SeparableDependencies: The parallelism is expressed by splitting up tasks among units of execution (threads or processes). Any dependencies between tasks can be pulled outside the concurrent execution by replicating the data prior to the concurrent execution and then reducing the replicated data after the concurrent execution. This pattern works when variables involved in data dependencies are written but not subsequently read during the concurrent execution.
ProtectedDependencies: The parallelism is expressed by splitting up tasks among units of execution. In this case, however, variables involved in data dependencies are both read and written during the concurrent execution and thus cannot be pulled outside the concurrent execution but must be managed during the concurrent execution of the tasks.
DivideAndConquer: The problem is solved by recursively dividing it into subproblems, solving each subproblem independently, and then recombining the subsolutions into a solution to the original problem.

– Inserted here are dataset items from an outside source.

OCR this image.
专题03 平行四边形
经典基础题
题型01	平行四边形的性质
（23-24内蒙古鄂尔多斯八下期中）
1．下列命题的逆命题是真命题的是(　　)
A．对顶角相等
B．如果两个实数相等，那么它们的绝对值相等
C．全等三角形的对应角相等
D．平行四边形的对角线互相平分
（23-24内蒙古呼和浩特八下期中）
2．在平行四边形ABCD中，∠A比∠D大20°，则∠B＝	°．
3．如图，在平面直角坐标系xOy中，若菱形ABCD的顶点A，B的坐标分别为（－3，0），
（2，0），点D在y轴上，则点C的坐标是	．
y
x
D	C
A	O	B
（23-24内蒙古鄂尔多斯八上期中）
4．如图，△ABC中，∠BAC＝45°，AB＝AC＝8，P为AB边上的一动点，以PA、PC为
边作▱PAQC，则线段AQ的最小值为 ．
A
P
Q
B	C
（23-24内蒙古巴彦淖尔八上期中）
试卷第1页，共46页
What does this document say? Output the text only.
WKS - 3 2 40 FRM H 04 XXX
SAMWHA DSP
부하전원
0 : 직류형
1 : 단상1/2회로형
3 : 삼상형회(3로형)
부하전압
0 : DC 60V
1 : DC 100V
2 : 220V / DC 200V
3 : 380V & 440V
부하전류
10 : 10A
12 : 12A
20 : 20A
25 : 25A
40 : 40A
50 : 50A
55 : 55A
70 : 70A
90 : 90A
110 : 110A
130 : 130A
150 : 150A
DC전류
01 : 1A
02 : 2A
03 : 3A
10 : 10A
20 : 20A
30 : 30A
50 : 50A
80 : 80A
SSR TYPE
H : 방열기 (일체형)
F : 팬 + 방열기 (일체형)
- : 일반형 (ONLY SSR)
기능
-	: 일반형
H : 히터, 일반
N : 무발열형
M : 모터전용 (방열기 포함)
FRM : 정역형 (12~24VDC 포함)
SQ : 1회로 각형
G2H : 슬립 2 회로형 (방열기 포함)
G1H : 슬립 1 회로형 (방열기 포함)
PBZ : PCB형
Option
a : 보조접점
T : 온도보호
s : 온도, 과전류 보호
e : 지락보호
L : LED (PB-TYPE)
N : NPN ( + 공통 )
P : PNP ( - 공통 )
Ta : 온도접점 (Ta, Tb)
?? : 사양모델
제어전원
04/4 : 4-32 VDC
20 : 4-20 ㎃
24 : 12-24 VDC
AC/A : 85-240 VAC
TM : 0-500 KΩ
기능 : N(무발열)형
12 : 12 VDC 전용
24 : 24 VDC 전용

"Organize by data" patterns.

These patterns are those for which the decomposition of the data is the major organizing principle in understanding the concurrency. There are two patterns in this group, differing in how the decomposition is structured (linearly in each dimension or recursively).

GeometricDecomposition: The problem space is decomposed into discrete subspaces; the problem is then solved by computing solutions for the subspaces, with the solution for each subspace typically requiring data from a small number of other subspaces. Many instances of this pattern can be found in scientific computing, where it is useful in parallelizing grid-based computations, for example.
RecursiveData: The problem is defined in terms of following links through a recursive data structure.

The ChooseStructure pattern.

This design space also includes the ChooseStructure pattern, which addresses the question of how to select an appropriate pattern.

The role of composition/hierarchy.

Finally, at this point we need to discuss the hierarchical nature of the AlgorithmStructure patterns. In many cases, a single AlgorithmStructure pattern will not let you take advantage of all the available concurrency. For example, a problem may naturally map into a pipeline of task groups. This is usually very coarse-grained, however, and to take full advantage of the concurrency available in the problem, the task groups themselves may need to be parallelized. In all likelihood, these task groups would map onto other AlgorithmStructure patterns, leading to a hierarchical design with the pipeline pattern at the top organizing the task-groups and other patterns within each task group.

A second example may help drive this important point home. The Accelerated Strategic Computing Initiative (ASCI) is a large program to use extreme-scale computers with thousands of processors to solve complex simulation problems. When you need to run on so many processors, you can't let any concurrency go to waste. Hence, most of the ASCI algorithms are hierarchical, the most common combinations being a GeometricDecomposition pattern for the high-level program organization and a ProtectedDependencies pattern for the update of local data.